Firing back at President Trump’s massive job and spending cuts, City Councilor Benjamin Weber suggested that Boston look at ways to hire some of those laid-off federal workers to fill 2,000 vacant city government jobs.
He may not have meant to, but Weber’s proposal raised some questions.
What are these 2,000 vacant jobs? How much do they pay? In what departments? How has the absence of these workers affected how the city is run and how public services are delivered? Do all those vacant jobs need to be filled, or can Boston save much-needed funds through attrition?
Weber’s focus, however, was on using these vacant jobs as a landing pad for the federal workers dumped by Trump.
“As of April 2024, the City of Boston had nearly 2,000 vacancies across multiple city departments, including many of those positions remaining unfilled for extended periods of time,” the councilor wrote in a hearing order Monday. “The City of Boston should examine whether it should recruit and train federal employees who have recently fallen victim to draconian, mass layoffs without cause.”
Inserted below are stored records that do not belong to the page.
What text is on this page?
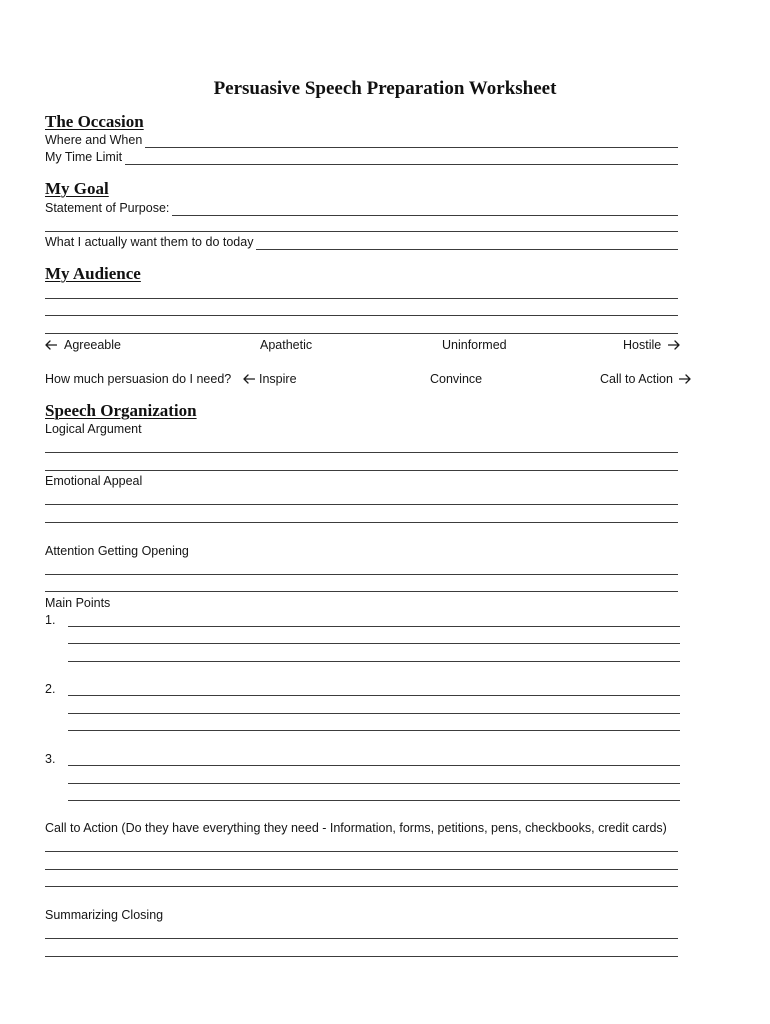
Persuasive Speech Preparation Worksheet
The Occasion
Where and When
My Time Limit
My Goal
Statement of Purpose:
What I actually want them to do today
My Audience
Agreeable	Apathetic	Uninformed	Hostile
How much persuasion do I need? Inspire	Convince	Call to Action
Speech Organization
Logical Argument
Emotional Appeal
Attention Getting Opening
Main Points
1.
2.
3.
Call to Action (Do they have everything they need - Information, forms, petitions, pens, checkbooks, credit cards)
Summarizing Closing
Lots of people have been laid off from private sector jobs in Boston and Massachusetts. In January of 2024, 730 were let go at Boston-based Wayfair, and almost 5,000 tech workers lost their jobs last year in the Bay State, most in Greater Boston, according to Axios. Where was the plea then to give these folks prime consideration for unfilled city jobs?
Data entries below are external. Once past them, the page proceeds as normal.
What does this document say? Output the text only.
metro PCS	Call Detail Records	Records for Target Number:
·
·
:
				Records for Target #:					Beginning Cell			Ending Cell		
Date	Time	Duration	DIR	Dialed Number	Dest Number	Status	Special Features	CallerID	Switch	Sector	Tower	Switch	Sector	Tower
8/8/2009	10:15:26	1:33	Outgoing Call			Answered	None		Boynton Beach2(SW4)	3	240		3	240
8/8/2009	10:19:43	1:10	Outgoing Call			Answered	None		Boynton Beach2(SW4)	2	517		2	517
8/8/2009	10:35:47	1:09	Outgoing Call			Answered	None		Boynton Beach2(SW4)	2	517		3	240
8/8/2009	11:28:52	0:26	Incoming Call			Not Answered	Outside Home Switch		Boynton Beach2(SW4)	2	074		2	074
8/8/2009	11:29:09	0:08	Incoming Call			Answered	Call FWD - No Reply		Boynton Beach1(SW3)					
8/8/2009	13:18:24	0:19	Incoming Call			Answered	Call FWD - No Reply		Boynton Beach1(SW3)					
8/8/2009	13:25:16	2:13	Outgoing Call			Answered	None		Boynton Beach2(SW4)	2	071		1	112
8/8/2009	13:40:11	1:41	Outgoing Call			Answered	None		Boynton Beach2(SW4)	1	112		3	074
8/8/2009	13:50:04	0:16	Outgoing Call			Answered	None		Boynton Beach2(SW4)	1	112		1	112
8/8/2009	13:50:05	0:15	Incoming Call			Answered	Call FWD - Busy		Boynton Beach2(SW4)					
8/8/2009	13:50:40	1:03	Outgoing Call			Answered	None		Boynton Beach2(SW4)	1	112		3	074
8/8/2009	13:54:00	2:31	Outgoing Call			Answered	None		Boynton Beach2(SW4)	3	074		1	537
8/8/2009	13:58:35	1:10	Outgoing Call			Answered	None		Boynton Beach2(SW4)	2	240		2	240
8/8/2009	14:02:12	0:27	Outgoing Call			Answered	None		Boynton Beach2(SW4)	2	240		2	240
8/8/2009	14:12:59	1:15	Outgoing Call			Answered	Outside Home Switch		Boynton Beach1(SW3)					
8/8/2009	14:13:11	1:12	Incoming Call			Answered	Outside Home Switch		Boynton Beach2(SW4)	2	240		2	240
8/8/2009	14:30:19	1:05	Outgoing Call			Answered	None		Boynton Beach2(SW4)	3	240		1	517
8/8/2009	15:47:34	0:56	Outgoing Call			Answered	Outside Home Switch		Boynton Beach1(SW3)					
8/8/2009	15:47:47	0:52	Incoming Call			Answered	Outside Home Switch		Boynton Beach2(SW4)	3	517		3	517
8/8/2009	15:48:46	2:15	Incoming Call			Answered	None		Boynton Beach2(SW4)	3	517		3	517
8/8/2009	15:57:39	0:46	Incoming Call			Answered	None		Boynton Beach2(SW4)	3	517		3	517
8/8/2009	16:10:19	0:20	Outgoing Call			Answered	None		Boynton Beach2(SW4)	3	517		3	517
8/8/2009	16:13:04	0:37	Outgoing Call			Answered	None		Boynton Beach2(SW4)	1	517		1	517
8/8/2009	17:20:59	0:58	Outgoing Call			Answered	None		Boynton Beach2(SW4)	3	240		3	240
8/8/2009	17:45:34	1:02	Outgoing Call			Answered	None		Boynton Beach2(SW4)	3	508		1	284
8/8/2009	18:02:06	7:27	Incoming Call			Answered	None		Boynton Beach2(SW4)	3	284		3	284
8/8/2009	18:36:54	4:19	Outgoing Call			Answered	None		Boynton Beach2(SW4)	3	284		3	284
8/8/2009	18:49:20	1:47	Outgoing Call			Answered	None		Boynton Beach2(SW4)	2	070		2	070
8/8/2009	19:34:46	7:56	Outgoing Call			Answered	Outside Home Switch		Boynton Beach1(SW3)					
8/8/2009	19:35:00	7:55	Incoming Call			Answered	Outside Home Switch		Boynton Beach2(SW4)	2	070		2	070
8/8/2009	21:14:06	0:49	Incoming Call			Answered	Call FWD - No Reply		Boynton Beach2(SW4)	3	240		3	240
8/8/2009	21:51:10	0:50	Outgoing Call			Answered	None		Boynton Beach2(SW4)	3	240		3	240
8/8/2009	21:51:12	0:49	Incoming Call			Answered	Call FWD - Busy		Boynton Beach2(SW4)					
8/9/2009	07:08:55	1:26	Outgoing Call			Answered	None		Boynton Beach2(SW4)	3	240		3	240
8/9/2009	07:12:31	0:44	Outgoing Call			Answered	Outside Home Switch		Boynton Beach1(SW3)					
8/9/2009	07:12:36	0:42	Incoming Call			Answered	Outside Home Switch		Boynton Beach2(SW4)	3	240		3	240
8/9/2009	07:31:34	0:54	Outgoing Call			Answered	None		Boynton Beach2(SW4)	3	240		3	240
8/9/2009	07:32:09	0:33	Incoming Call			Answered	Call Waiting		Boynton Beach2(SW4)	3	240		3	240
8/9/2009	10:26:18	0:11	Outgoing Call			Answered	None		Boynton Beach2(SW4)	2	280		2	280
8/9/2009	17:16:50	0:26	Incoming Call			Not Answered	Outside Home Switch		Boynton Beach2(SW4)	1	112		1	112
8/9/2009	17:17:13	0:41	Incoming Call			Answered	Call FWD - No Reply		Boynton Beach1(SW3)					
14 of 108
Or do layoffs only matter when they’re in the public sector?
Weber said his hearing order, which he plans to introduce at Wednesday’s City Council meeting, “is more of an issue of filling long-term vacancies in the city workforce that we already budget for than increasing the budget.”
Just how long have these jobs gone vacant, and what’s happening to the money budgeted for them that’s not being used?
“Where people like our veterans are going to be denied basic services, and where we have some long-term job vacancies in the city government, I think it makes sense to see if we can bring in experienced government workers to provide some of the basic services that our residents are going to be deprived of if we don’t take action,” said Weber.
If there are long-unfilled vacancies affecting basic services, why wasn’t “action” taken sooner?
Cutting government spending isn’t a bad idea just because Trump is doing it, and Boston’s budget warrants scrutiny. The city’s $4.6 billion budget grew by 8% this fiscal year. The city’s payroll grew by more than 2.28% last year, from $2.14 billion to $2.19 billion.
It’s not just pay hikes spiking the numbers: the Wu administration created 54 new positions last year, as part of the 301 new positions that have been created since the mayor took office in November 2021.
So we have thousands of unfilled jobs, and we’re creating new ones.
“These mass layoffs are being done without any thought to the impacts that may have on the public or to the workers themselves,” Weber said in a statement to the Herald.
The impact on the public is to trim some of the costs born by taxpayers, a chilling thought to those on the public payroll. Layoffs are devastating to the workers affected, whether they’re in the public sector or private.
City staffing (and the taxpayer dollars that fund it) calls for transparency and efficiency. It is not a tool for resistance.